Not cool. The next time you invite him, tell him the truth: “Our place is too small for dogs. If your guard fails again, let`s do a rain check, OK? As an intrusive dog owner myself, I would fully understand this. If you`re not sure where you stand with your son or daughter-in-law, here are some signs that your relationship with them needs work – and what you can do about it. I`m really sorry, Robin. I am a 58 year old grandfather of 3 lovely girls. 2 are twins, less than a year ago my father married this guy who has now turned them against the whole family. The whole family. He isolated her and the children, and I am devastated. No one else sees it and I`m the wrong person. I pray for you, Robin, I understand how painful it is.
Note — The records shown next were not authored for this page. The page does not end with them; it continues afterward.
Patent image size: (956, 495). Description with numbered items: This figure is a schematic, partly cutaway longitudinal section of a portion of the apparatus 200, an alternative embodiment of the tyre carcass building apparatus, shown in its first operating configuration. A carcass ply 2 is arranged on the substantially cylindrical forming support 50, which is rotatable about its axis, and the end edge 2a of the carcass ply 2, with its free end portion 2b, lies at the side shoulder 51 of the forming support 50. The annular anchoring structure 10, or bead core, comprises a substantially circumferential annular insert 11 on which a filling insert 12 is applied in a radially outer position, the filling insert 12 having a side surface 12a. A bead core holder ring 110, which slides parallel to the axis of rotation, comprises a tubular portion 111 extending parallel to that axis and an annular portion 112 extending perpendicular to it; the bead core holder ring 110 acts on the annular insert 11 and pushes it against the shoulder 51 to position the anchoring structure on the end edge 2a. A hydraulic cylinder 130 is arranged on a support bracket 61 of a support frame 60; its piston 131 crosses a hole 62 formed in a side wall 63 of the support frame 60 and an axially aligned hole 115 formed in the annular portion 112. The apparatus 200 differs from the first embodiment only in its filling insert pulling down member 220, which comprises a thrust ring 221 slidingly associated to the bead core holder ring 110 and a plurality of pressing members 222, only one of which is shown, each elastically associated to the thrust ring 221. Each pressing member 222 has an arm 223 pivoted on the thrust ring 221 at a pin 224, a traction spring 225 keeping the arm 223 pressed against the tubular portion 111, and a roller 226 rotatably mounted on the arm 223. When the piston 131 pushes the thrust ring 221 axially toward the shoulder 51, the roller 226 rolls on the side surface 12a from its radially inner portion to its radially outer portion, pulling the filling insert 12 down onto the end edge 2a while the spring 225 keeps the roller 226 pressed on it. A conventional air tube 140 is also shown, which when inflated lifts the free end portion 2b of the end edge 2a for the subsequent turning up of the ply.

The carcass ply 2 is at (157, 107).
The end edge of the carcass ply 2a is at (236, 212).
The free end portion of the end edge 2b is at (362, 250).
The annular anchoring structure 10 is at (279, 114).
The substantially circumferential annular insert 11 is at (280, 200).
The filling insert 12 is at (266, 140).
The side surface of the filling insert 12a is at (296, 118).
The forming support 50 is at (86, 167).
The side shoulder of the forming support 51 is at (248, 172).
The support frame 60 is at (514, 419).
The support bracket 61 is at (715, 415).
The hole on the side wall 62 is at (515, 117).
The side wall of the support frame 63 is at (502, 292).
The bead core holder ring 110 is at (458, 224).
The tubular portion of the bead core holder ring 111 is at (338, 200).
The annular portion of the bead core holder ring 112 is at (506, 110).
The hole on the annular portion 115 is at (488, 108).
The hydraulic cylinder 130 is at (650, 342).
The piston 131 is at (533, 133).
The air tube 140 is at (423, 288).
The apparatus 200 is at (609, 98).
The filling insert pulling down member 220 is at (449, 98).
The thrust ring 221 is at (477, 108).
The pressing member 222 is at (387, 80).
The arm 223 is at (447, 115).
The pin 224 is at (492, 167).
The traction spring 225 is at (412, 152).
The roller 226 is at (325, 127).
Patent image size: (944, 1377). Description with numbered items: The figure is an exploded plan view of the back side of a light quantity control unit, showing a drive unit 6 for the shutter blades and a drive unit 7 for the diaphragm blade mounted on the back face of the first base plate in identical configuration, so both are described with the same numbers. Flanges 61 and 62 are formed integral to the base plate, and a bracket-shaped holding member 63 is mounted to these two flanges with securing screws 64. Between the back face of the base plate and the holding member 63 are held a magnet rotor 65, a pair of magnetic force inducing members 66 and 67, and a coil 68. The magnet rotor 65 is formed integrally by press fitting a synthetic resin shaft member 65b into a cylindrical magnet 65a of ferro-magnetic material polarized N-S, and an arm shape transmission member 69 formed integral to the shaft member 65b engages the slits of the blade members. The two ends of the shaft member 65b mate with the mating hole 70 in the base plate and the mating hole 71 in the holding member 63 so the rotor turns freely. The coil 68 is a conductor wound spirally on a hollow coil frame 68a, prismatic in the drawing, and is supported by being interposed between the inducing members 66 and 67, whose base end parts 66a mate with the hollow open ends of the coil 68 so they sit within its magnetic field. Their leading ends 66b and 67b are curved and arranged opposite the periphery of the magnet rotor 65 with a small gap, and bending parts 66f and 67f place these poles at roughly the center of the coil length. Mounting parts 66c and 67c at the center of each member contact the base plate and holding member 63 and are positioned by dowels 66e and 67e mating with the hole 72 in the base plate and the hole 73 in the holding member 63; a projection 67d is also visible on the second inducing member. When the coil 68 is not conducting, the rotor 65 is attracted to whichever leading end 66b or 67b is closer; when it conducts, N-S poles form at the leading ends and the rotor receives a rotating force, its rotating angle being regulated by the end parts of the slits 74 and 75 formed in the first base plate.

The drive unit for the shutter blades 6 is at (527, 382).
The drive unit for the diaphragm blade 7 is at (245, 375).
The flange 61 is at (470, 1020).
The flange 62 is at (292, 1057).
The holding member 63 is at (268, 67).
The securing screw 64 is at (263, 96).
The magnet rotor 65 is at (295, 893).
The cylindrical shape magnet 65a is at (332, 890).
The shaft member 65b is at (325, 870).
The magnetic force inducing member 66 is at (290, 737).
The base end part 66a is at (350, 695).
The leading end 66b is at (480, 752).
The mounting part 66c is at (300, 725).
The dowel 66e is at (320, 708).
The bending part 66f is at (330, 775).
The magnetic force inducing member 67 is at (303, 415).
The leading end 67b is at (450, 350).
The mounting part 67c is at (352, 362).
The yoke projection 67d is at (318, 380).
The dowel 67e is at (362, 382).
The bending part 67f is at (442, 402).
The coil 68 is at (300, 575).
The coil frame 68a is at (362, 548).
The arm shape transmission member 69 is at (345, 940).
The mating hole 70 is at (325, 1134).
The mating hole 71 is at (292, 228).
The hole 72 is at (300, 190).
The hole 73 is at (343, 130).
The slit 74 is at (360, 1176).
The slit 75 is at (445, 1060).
May God bless you and may the angels camp around your daughter and grandchildren. Regards, Eddie. Dear Abby: My son is so angry that my daughter is with her best friend “Ron”. He says his sister “betrayed” him, because when she and Ron broke up, she promised never to date another of her friends again, but dated Ron again. He also accuses my husband and I of encouraging them. They are only 18 months apart. We shared that we understand his feelings of loss regarding his girlfriend, but we don`t think there`s anything wrong with her dating Ron. I don`t think anything will make him feel any better, except that they break up again, and that doesn`t seem to be happening. My son is 22 and my daughter is 20. It ruins the once very close-knit family we had. When this happens, your daughter will feel relieved or completely crushed. If it`s the first, help her understand that narcissists often return to their abandoned partners when they need a boost.